Il savait ce qui allait venir

ensuite, mais il ne voulait pas le faire. Ce n’était pas juste, criait une partie

de lui-même. Ce n’était pas à lui de le faire. Mais comme il n’y avait personne

d’autre – peut-être personne à des kilomètres à la ronde – il fallait bien qu’il

s’en charge. Ou bien la laisser pourrir. Et il ne pouvait pas faire ça. Elle

avait été gentille avec lui et les gens qui l’avaient aidé dans sa vie n’étaient

pas si nombreux. Il fallait s’y mettre. Plus il attendait les bras croisés, plus

ce serait difficile. Il savait où se trouvaient les pompes funèbres – trois

rues plus loin sur la grand-rue. Il devait faire chaud dehors.
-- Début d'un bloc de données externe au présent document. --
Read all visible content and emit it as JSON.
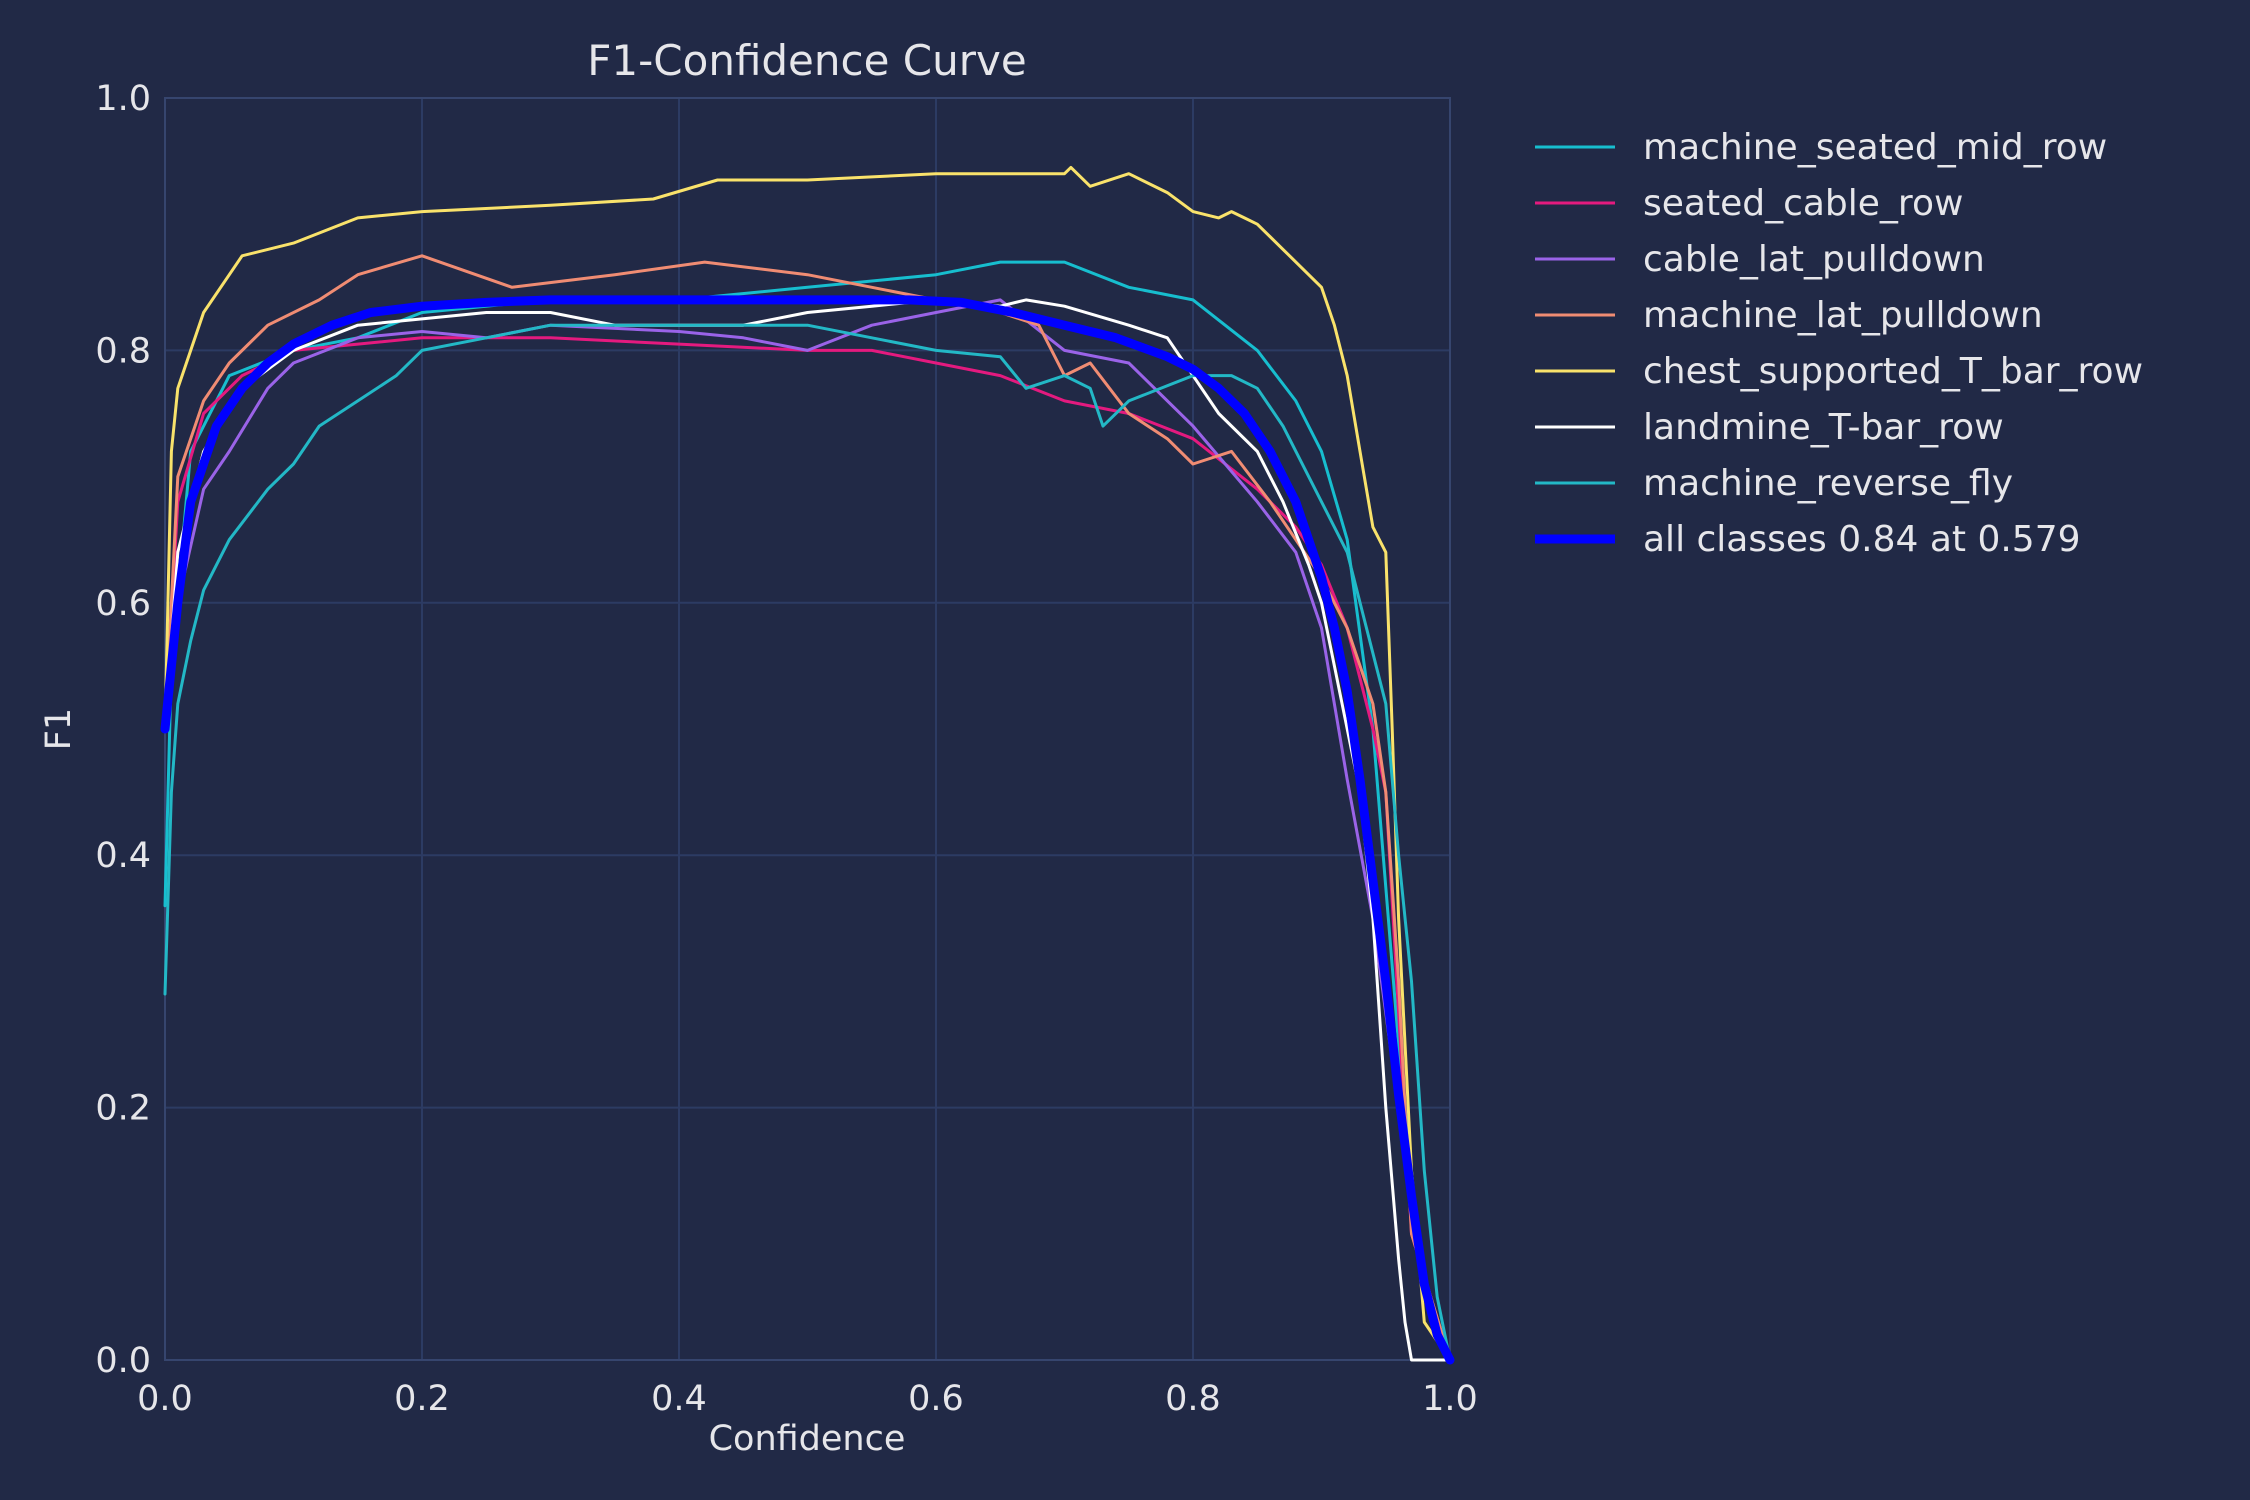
{
  "chart_data": {
    "type": "line",
    "title": "F1-Confidence Curve",
    "xlabel": "Confidence",
    "ylabel": "F1",
    "xlim": [
      0,
      1
    ],
    "ylim": [
      0,
      1
    ],
    "xticks": [
      "0.0",
      "0.2",
      "0.4",
      "0.6",
      "0.8",
      "1.0"
    ],
    "yticks": [
      "0.0",
      "0.2",
      "0.4",
      "0.6",
      "0.8",
      "1.0"
    ],
    "grid": true,
    "legend_position": "right-outside",
    "series": [
      {
        "name": "machine_seated_mid_row",
        "color": "#17becf",
        "x": [
          0.0,
          0.005,
          0.02,
          0.05,
          0.1,
          0.15,
          0.2,
          0.3,
          0.4,
          0.5,
          0.6,
          0.65,
          0.7,
          0.75,
          0.8,
          0.85,
          0.88,
          0.9,
          0.92,
          0.94,
          0.96,
          0.98,
          1.0
        ],
        "y": [
          0.36,
          0.55,
          0.72,
          0.78,
          0.8,
          0.81,
          0.83,
          0.84,
          0.84,
          0.85,
          0.86,
          0.87,
          0.87,
          0.85,
          0.84,
          0.8,
          0.76,
          0.72,
          0.65,
          0.5,
          0.25,
          0.05,
          0.0
        ]
      },
      {
        "name": "seated_cable_row",
        "color": "#e41a7f",
        "x": [
          0.0,
          0.01,
          0.03,
          0.06,
          0.1,
          0.15,
          0.2,
          0.3,
          0.4,
          0.5,
          0.55,
          0.6,
          0.65,
          0.7,
          0.75,
          0.8,
          0.85,
          0.88,
          0.9,
          0.92,
          0.94,
          0.95,
          0.97,
          1.0
        ],
        "y": [
          0.5,
          0.68,
          0.75,
          0.78,
          0.8,
          0.805,
          0.81,
          0.81,
          0.805,
          0.8,
          0.8,
          0.79,
          0.78,
          0.76,
          0.75,
          0.73,
          0.69,
          0.66,
          0.63,
          0.58,
          0.5,
          0.45,
          0.1,
          0.0
        ]
      },
      {
        "name": "cable_lat_pulldown",
        "color": "#9a63e8",
        "x": [
          0.0,
          0.01,
          0.03,
          0.05,
          0.08,
          0.1,
          0.15,
          0.2,
          0.25,
          0.3,
          0.4,
          0.45,
          0.5,
          0.55,
          0.6,
          0.65,
          0.7,
          0.75,
          0.8,
          0.85,
          0.88,
          0.9,
          0.92,
          0.94,
          0.96,
          0.98,
          1.0
        ],
        "y": [
          0.5,
          0.6,
          0.69,
          0.72,
          0.77,
          0.79,
          0.81,
          0.815,
          0.81,
          0.82,
          0.815,
          0.81,
          0.8,
          0.82,
          0.83,
          0.84,
          0.8,
          0.79,
          0.74,
          0.68,
          0.64,
          0.58,
          0.46,
          0.35,
          0.2,
          0.05,
          0.0
        ]
      },
      {
        "name": "machine_lat_pulldown",
        "color": "#f08c73",
        "x": [
          0.0,
          0.01,
          0.03,
          0.05,
          0.08,
          0.12,
          0.15,
          0.2,
          0.27,
          0.35,
          0.42,
          0.5,
          0.55,
          0.6,
          0.65,
          0.68,
          0.7,
          0.72,
          0.75,
          0.78,
          0.8,
          0.83,
          0.86,
          0.88,
          0.9,
          0.92,
          0.94,
          0.95,
          0.96,
          0.97,
          1.0
        ],
        "y": [
          0.5,
          0.7,
          0.76,
          0.79,
          0.82,
          0.84,
          0.86,
          0.875,
          0.85,
          0.86,
          0.87,
          0.86,
          0.85,
          0.84,
          0.83,
          0.82,
          0.78,
          0.79,
          0.75,
          0.73,
          0.71,
          0.72,
          0.68,
          0.65,
          0.62,
          0.58,
          0.52,
          0.45,
          0.3,
          0.1,
          0.0
        ]
      },
      {
        "name": "chest_supported_T_bar_row",
        "color": "#f9e26b",
        "x": [
          0.0,
          0.005,
          0.01,
          0.02,
          0.03,
          0.05,
          0.06,
          0.1,
          0.15,
          0.2,
          0.3,
          0.38,
          0.43,
          0.5,
          0.6,
          0.7,
          0.705,
          0.72,
          0.75,
          0.78,
          0.8,
          0.82,
          0.83,
          0.84,
          0.85,
          0.87,
          0.9,
          0.91,
          0.92,
          0.93,
          0.94,
          0.95,
          0.955,
          0.96,
          0.97,
          0.98,
          1.0
        ],
        "y": [
          0.5,
          0.72,
          0.77,
          0.8,
          0.83,
          0.86,
          0.875,
          0.885,
          0.905,
          0.91,
          0.915,
          0.92,
          0.935,
          0.935,
          0.94,
          0.94,
          0.945,
          0.93,
          0.94,
          0.925,
          0.91,
          0.905,
          0.91,
          0.905,
          0.9,
          0.88,
          0.85,
          0.82,
          0.78,
          0.72,
          0.66,
          0.64,
          0.5,
          0.35,
          0.15,
          0.03,
          0.0
        ]
      },
      {
        "name": "landmine_T-bar_row",
        "color": "#ffffff",
        "x": [
          0.0,
          0.01,
          0.03,
          0.06,
          0.1,
          0.15,
          0.2,
          0.25,
          0.3,
          0.35,
          0.4,
          0.45,
          0.5,
          0.55,
          0.6,
          0.65,
          0.67,
          0.7,
          0.75,
          0.78,
          0.8,
          0.82,
          0.85,
          0.87,
          0.89,
          0.9,
          0.91,
          0.92,
          0.93,
          0.94,
          0.95,
          0.96,
          0.965,
          0.97,
          1.0
        ],
        "y": [
          0.5,
          0.64,
          0.72,
          0.77,
          0.8,
          0.82,
          0.825,
          0.83,
          0.83,
          0.82,
          0.82,
          0.82,
          0.83,
          0.835,
          0.84,
          0.835,
          0.84,
          0.835,
          0.82,
          0.81,
          0.78,
          0.75,
          0.72,
          0.68,
          0.63,
          0.6,
          0.55,
          0.5,
          0.45,
          0.35,
          0.2,
          0.08,
          0.03,
          0.0,
          0.0
        ]
      },
      {
        "name": "machine_reverse_fly",
        "color": "#23b8c6",
        "x": [
          0.0,
          0.005,
          0.01,
          0.02,
          0.03,
          0.05,
          0.08,
          0.1,
          0.12,
          0.15,
          0.18,
          0.2,
          0.25,
          0.3,
          0.35,
          0.4,
          0.45,
          0.5,
          0.55,
          0.6,
          0.65,
          0.67,
          0.7,
          0.72,
          0.73,
          0.75,
          0.8,
          0.83,
          0.85,
          0.87,
          0.9,
          0.92,
          0.94,
          0.95,
          0.96,
          0.97,
          0.98,
          0.99,
          1.0
        ],
        "y": [
          0.29,
          0.45,
          0.52,
          0.57,
          0.61,
          0.65,
          0.69,
          0.71,
          0.74,
          0.76,
          0.78,
          0.8,
          0.81,
          0.82,
          0.82,
          0.82,
          0.82,
          0.82,
          0.81,
          0.8,
          0.795,
          0.77,
          0.78,
          0.77,
          0.74,
          0.76,
          0.78,
          0.78,
          0.77,
          0.74,
          0.68,
          0.64,
          0.56,
          0.52,
          0.4,
          0.3,
          0.15,
          0.05,
          0.0
        ]
      },
      {
        "name": "all classes 0.84 at 0.579",
        "color": "#0000ff",
        "bold": true,
        "x": [
          0.0,
          0.01,
          0.02,
          0.04,
          0.06,
          0.08,
          0.1,
          0.13,
          0.16,
          0.2,
          0.25,
          0.3,
          0.4,
          0.5,
          0.579,
          0.62,
          0.66,
          0.7,
          0.74,
          0.78,
          0.8,
          0.82,
          0.84,
          0.86,
          0.88,
          0.9,
          0.91,
          0.92,
          0.93,
          0.94,
          0.95,
          0.96,
          0.97,
          0.98,
          0.99,
          1.0
        ],
        "y": [
          0.5,
          0.6,
          0.68,
          0.74,
          0.77,
          0.79,
          0.805,
          0.82,
          0.83,
          0.835,
          0.838,
          0.84,
          0.84,
          0.84,
          0.84,
          0.838,
          0.83,
          0.82,
          0.81,
          0.795,
          0.785,
          0.77,
          0.75,
          0.72,
          0.68,
          0.62,
          0.58,
          0.53,
          0.46,
          0.38,
          0.3,
          0.21,
          0.13,
          0.06,
          0.02,
          0.0
        ]
      }
    ]
  }
}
Il se leva, s’avança vers la

penderie, espérant que la robe blanche, la robe de la lune de miel, n’allait

être qu’une invention de son délire. Mais elle était là. Un peu jaunie par les

ans, mais c’était celle-là, il le savait. Avec de la dentelle. Il la décrocha

et l’étendit au pied du lit. Il regardait la robe, regardait la femme. Elle

est beaucoup trop grande maintenant pensa-t-il. Elle ne se rendait pas

compte que cette saloperie l’avait vraiment esquintée… et c’est aussi bien

comme ça.

Après

quelques hésitations, il commença à lui ôter sa chemise de nuit. Mais quand il

l’eut retirée et qu’il vit ce corps nu devant lui, sa peur l’abandonna et il

sentit plus que de la pitié – une pitié si profonde qu’elle lui faisait mal. Il

pleura encore quand il lava le corps, l’habilla comme elle était habillée lorsqu’elle

était partie en voyage de noces. Quand il eut terminé, il la prit dans ses bras

et sortit avec elle dans la rue, Jane Baker dans ses dentelles, oh oui, dans

ses dentelles : il la porta comme le marié porte sa jeune épouse dans ses

bras, franchissant un seuil qui n’en finit pas.